KUCHING: Malaysia Airports Holdings Bhd’s (MAHB) disposal of stake in GMR Hyderabad International Airport Ltd (GHIAL) has been viewed by analysts as positive.
In a filing on Bursa Malaysia, MAHB’s board of directors announced that the group together with wholly owned subsidiary, MAHB (Mauritius) Private Ltd (MAMPL) had on February 2, 2018 entered into a share purchase agreement (SPA) with GMR Airports Ltd (GMR Airports) for the disposal of all of the 41.58 million equity shares of 10 Indian rupees each which represents 11 per cent of the total issued and paid-up share capital of GHIAL to GMR Airports.
The disposal was for a cash consideration of US$76.05 million (approximately RM295.34 million) subject to the terms and conditions contained in the SPA.
The research arm of Kenanga Investment Bank Bhd (Kenanga Research) was positive on the disposal as it allows MAHB to unlock the group’s previously un-revalued financial asset at an attractive sale price of US$76.1 million (RM295.3 million) which also implies a trailing price earnings ratio (PER) of 15.6-fold or price to book value (PBV) of 14.6-fold.
This was based on Hyderabad’s financial year ended (FYE) March 2017 earnings of RM172 million and net book value (NBV) of RM183.7 million.

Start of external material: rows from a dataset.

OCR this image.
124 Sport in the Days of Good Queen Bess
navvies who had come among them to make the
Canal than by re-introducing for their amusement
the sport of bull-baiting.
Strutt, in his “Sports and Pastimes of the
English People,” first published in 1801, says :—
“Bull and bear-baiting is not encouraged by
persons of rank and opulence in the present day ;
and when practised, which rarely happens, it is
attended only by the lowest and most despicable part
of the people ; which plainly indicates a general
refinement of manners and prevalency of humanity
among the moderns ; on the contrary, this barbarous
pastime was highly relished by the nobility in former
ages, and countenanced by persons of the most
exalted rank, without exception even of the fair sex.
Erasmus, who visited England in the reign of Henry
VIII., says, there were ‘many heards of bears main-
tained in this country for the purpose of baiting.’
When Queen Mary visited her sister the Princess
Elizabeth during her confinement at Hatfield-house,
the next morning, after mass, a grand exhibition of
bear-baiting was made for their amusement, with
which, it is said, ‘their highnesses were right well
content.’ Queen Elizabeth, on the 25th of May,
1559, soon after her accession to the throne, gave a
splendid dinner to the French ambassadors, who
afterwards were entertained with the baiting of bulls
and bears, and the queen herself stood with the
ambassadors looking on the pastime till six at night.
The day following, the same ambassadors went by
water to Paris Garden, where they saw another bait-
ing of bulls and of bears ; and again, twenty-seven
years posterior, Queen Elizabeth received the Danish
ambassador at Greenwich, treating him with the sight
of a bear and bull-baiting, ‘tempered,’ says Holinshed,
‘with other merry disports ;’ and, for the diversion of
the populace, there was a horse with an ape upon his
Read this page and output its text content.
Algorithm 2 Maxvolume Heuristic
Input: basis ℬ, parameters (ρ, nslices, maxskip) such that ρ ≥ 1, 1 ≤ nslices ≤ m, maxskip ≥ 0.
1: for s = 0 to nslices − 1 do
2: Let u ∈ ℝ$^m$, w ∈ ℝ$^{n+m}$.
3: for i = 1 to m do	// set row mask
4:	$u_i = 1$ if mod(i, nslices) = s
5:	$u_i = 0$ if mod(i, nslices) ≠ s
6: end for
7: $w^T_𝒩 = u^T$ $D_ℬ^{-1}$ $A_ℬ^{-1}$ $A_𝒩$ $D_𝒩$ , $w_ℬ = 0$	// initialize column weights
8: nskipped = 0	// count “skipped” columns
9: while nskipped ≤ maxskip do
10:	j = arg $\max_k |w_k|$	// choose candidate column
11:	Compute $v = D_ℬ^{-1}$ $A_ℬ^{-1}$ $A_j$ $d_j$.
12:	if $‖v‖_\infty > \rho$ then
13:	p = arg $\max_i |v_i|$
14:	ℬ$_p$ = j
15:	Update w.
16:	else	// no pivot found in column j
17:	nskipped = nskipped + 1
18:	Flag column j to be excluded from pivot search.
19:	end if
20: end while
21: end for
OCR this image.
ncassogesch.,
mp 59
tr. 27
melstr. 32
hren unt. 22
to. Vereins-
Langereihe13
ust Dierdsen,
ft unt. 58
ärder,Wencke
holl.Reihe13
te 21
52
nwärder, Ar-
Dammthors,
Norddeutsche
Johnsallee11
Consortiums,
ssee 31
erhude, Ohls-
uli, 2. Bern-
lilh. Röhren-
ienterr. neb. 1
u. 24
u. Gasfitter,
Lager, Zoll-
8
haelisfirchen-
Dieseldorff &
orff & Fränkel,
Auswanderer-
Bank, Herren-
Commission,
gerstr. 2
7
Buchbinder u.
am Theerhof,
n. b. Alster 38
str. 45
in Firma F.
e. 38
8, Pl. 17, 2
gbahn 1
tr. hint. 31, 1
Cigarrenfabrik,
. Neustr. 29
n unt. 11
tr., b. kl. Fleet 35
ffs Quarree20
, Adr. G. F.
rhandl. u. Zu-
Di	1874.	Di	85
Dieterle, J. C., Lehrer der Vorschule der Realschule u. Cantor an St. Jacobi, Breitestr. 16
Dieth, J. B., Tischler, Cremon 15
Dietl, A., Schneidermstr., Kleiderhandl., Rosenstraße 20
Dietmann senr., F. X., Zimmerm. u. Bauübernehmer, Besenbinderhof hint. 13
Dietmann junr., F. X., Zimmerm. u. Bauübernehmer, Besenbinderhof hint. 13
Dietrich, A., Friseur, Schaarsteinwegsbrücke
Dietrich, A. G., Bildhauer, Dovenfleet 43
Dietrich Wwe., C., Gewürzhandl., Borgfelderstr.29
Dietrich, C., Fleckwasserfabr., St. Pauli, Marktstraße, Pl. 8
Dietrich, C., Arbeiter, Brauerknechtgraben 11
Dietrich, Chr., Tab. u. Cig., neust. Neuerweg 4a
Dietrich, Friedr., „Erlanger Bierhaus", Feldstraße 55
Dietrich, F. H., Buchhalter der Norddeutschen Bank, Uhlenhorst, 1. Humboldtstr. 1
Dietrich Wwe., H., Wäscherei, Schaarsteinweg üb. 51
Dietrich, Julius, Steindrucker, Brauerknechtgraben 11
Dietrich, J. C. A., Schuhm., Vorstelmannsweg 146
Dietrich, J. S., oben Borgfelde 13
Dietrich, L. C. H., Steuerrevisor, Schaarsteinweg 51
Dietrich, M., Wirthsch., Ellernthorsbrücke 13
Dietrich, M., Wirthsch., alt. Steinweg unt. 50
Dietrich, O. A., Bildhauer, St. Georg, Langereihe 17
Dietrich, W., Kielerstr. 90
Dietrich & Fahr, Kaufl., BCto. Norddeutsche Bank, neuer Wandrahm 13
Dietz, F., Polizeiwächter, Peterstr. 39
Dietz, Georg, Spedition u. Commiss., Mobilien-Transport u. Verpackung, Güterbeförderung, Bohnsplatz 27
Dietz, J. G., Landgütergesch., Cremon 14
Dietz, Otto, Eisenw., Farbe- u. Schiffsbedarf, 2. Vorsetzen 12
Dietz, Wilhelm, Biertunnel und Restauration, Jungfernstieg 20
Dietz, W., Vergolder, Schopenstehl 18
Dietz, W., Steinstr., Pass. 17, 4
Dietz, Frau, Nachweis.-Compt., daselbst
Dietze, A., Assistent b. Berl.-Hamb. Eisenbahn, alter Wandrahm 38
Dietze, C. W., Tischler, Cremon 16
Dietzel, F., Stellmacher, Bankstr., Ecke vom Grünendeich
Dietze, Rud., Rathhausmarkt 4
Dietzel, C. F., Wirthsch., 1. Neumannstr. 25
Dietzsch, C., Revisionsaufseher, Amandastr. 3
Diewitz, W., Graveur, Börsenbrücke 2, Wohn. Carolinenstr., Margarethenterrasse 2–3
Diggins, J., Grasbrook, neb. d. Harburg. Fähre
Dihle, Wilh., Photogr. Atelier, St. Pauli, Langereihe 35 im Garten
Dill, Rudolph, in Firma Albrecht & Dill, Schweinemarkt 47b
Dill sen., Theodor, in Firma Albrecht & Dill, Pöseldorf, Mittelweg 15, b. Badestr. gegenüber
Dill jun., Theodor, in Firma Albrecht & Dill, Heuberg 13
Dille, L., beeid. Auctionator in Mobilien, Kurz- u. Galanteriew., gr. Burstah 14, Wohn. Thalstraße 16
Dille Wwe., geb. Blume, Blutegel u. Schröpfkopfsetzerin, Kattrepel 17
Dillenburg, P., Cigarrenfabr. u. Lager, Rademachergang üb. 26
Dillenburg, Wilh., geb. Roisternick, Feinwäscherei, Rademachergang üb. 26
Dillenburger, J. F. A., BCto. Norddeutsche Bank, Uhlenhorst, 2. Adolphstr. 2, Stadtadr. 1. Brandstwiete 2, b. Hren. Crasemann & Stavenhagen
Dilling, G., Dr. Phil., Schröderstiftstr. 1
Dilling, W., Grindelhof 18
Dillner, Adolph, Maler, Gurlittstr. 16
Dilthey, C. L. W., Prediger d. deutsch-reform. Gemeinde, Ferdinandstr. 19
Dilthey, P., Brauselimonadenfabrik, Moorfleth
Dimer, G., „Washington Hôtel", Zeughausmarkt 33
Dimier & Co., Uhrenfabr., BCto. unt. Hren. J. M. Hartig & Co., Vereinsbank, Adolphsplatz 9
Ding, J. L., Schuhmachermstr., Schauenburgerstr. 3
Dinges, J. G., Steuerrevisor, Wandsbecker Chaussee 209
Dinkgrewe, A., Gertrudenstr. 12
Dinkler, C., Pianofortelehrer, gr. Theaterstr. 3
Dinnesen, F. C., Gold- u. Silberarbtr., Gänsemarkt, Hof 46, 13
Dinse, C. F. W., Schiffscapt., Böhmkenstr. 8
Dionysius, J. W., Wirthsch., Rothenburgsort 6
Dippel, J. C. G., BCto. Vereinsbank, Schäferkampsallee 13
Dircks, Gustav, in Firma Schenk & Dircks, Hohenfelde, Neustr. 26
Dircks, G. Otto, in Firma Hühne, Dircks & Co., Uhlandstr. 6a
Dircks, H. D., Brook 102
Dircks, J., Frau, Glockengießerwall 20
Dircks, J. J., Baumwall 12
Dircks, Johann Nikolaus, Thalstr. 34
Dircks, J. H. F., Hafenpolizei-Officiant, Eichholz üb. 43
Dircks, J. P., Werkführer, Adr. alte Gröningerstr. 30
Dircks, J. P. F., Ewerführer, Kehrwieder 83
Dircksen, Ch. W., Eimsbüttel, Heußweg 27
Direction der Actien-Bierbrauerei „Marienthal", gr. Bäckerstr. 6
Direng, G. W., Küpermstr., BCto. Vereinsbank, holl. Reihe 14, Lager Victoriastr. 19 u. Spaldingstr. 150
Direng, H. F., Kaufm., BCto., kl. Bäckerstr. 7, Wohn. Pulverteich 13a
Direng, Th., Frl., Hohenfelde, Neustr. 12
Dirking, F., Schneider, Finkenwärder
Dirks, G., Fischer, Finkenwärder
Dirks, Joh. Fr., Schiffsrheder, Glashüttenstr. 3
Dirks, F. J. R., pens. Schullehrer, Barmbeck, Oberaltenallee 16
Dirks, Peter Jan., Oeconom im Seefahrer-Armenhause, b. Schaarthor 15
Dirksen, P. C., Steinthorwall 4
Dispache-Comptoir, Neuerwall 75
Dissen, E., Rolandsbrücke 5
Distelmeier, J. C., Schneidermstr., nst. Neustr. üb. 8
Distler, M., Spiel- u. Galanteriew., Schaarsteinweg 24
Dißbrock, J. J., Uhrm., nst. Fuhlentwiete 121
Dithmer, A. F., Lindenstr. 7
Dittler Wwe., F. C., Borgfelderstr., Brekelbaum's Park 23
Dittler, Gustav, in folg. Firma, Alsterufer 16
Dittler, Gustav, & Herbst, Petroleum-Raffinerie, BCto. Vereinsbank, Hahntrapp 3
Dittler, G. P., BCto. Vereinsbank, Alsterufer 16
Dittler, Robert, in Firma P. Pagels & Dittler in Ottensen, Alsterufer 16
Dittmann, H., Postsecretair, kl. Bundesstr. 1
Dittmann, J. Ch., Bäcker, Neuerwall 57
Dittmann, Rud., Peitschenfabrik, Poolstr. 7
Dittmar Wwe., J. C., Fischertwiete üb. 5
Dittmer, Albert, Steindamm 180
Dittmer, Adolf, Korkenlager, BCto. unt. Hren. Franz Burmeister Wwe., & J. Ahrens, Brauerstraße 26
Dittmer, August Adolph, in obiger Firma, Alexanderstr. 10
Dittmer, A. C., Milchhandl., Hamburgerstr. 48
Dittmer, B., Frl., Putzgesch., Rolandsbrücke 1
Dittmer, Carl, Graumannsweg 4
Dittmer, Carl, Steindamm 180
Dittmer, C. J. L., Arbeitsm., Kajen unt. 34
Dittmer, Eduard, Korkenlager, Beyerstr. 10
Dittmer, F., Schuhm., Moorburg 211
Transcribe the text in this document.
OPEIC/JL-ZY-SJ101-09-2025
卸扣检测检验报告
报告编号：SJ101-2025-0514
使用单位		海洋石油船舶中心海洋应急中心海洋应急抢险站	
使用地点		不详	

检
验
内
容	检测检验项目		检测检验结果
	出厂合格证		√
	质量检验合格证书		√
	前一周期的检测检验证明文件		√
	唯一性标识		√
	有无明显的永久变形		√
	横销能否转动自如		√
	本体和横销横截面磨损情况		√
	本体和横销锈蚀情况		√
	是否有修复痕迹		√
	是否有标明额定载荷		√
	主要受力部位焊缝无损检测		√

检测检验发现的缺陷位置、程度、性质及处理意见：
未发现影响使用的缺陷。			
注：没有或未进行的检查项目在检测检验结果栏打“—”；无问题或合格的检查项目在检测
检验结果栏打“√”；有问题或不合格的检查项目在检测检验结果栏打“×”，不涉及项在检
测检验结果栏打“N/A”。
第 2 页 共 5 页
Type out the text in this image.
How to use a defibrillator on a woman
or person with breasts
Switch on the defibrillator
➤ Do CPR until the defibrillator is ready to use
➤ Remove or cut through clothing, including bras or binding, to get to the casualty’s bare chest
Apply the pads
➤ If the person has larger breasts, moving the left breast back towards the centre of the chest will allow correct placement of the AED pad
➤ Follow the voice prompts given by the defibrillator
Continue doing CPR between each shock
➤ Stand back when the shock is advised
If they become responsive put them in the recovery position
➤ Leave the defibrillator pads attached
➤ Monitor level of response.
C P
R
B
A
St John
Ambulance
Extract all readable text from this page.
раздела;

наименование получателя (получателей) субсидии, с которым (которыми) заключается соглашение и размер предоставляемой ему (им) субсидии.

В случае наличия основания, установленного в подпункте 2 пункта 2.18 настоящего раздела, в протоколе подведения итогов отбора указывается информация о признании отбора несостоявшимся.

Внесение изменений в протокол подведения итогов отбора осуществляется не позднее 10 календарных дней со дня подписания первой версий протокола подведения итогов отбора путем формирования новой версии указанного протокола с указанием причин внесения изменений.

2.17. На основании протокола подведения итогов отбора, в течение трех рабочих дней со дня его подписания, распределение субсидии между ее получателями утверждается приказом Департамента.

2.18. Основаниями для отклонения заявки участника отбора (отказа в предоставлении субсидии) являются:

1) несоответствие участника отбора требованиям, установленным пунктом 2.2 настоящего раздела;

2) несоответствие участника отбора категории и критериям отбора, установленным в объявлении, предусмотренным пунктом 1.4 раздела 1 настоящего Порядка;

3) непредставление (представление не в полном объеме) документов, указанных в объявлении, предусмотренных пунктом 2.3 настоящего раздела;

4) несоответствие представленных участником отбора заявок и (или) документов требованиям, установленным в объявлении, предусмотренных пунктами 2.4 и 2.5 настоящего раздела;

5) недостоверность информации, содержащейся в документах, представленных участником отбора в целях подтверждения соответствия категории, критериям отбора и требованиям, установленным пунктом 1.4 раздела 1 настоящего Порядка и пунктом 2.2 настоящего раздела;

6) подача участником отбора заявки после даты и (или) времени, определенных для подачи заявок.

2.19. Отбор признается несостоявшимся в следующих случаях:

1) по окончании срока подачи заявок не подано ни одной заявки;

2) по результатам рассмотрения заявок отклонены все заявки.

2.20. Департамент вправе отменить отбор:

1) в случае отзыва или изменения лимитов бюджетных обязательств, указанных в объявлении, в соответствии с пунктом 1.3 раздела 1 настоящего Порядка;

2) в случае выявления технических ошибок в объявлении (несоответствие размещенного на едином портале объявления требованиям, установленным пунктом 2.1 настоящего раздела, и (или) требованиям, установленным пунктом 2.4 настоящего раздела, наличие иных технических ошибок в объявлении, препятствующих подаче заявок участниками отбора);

“Furthermore, the disposal would bring down net gearing by eight per cent to 0.38-fold, from 0.43-fold as of the third quarter of 2017 (3Q17), and allow MAHB to reduce finance costs by circa RM12 million per annum moving forward should the proceeds be used to pare down debts,” it said.
Kenanga Research believed MAHB is more inclined to pare down debts instead of paying out special dividends from this disposal given that they have a Senior Sukuk bond of RM250 million due in September 2018.
“Notwithstanding that, historically, they do not pay out higher dividend or special dividends, such as back in 2015 after he disposal of their 10 per cent stake in Delhi International Airport for RM292 million.”
The research arm noted that the Hyderabad Airport was previously parked under ‘Available for sale financial asset’ within MAHB’s balance sheet whereby it was recorded at cost since investment in 2002.
For financial year 2018 (FY18), Kenanga Research targeted a milder Malaysian passenger growth of eight per cent, versus 10 per cent in FY17. This was due to lower seat capacities by key airlines Malindo and MAB and weaker currency advantage from the stronger ringgit.
“We are optimistic on the recovery of Turkey from the negative streak of events, which shook Turkey since early FY16, and we are targeting a double-digit growth target of 10 per cent for their Turkey operations in FY18,” the research arm said.
Post disposal, Kenanga Research increased its FY18E net profit by 94 per cent to RM570 million, from RM315 million previously, after imputing gains on disposal of RM255.1 million.
That said, the research arm maintained its FY17E and FY18E core net profit of RM245 million and RM315 million, respectively, as it deemed the disposal as a non-core profit.
“Note that we did not impute any interest savings for FY18 as we only expect interest savings to only kick in from FY19 given that the transaction will likely conclude in end 2018.”